我正在为科学计算做家庭作业,特别是matlab中的迭代方法Gauss-Seidel和SOR,问题是对于一个矩阵给了我意想不到的结果(解决方案不收敛)并且对于另一个矩阵收敛。
这是sor的代码,其中:
- A:系统矩阵 A * x = b
- xini:初始迭代数组
- b:与系统无关的数组 A * x = b
- maxiter:最大迭代次数
- tol:公差;
- 特别是,SOR 方法将接收称为 w 的第六个参数,它对应于松弛参数。
这是sor方法的代码:
function [x2,iter] = sor(A,xIni, b, maxIter, tol,w)
x1 = xIni;
x2 = x1;
iter = 0;
i = 0;
j = 0;
n = size(A, 1);
for iter = 1:maxIter,
for i = 1:n
a = w / A(i,i);
x = 0;
for j = 1:i-1
x = x + (A(i,j) * x2(j));
end
for j = i+1:n
x = x + (A(i,j) * x1(j));
end
x2(i) = (a * (b(i) - x)) + ((1 - w) * x1(i));
end
x1 = x2;
if (norm(b - A * x2) < tol);
break;
end
end
这是 Gauss-seidel 方法的代码:
function [x, iter] = Gauss(A, xIni, b, maxIter, tol)
x = xIni;
xnew = x;
iter = 0;
i = 0;
j = 0;
n = size(A,1);
for iter = 1:maxIter,
for i = 1:n
a = 1 / A(i,i);
x1 = 0;
x2 = 0;
for j = 1:i-1
x1 = x1 + (A(i,j) * xnew(j));
end
for j = i+1:n
x2 = x2 + (A(i,j) * x(j));
end
xnew(i) = a * (b(i) - x1 - x2);
end
x= xnew;
if ((norm(A*xnew-b)) <= tol);
break;
end
end
对于此输入:
A = [1 2 -2; 1 1 1; 2 2 1];
b = [1; 2; 5];
当调用函数 Gauss-Seidel 或 sor 时:
[x, iter] = gauss(A, [0; 0; 0], b, 1000, eps)

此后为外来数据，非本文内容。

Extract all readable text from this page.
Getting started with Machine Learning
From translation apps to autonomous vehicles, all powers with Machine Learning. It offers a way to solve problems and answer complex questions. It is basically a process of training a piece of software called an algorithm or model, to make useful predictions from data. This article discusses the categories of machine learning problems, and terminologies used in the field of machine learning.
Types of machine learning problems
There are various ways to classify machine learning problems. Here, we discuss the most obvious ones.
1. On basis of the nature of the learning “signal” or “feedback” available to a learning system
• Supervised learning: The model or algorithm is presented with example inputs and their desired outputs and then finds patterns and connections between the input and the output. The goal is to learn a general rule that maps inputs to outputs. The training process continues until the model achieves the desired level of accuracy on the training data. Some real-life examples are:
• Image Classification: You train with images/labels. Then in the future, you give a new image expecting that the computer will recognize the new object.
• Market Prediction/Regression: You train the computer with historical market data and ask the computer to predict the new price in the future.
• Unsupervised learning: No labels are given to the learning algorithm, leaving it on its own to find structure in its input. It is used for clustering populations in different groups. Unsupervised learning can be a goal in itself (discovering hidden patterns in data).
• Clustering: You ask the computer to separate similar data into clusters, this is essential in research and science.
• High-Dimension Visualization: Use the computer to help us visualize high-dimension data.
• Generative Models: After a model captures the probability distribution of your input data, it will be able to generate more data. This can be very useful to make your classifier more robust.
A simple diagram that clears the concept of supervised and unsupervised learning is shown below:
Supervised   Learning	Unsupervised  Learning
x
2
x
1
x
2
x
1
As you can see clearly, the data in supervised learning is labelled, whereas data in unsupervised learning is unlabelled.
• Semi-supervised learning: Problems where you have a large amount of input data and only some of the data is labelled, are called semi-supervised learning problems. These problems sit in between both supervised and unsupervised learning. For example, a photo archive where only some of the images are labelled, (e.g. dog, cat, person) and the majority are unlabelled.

[x, iter] = sor(A, [0; 0; 0], b, 1000, eps, 1.5)
高斯的输出是:
x =
1.0e+304 *
1.6024
-1.6030
0.0011
iter =
1000
对于 sor 是:
x =
NaN
NaN
NaN
iter =
1000
但是对于以下系统能够找到解决方案:
A = [ 4 -1 0 -1 0 0;
-1 4 -1 0 -1 0;
0 -1 4 0 0 -1;
-1 0 0 4 -1 0;
0 -1 0 -1 4 -1;
0 0 -1 0 -1 4 ]
b = [1 0 0 0 0 0]'
解决方案:
[x, iter] = sor(A, [0; 0; 0], b, 1000, eps, 1.5)
x =
0.2948
0.0932
0.0282
0.0861
0.0497
0.0195
iter =
52
方法的行为取决于两个矩阵的条件?因为我注意到第二个矩阵比第一个矩阵的条件更好。有什么建议么?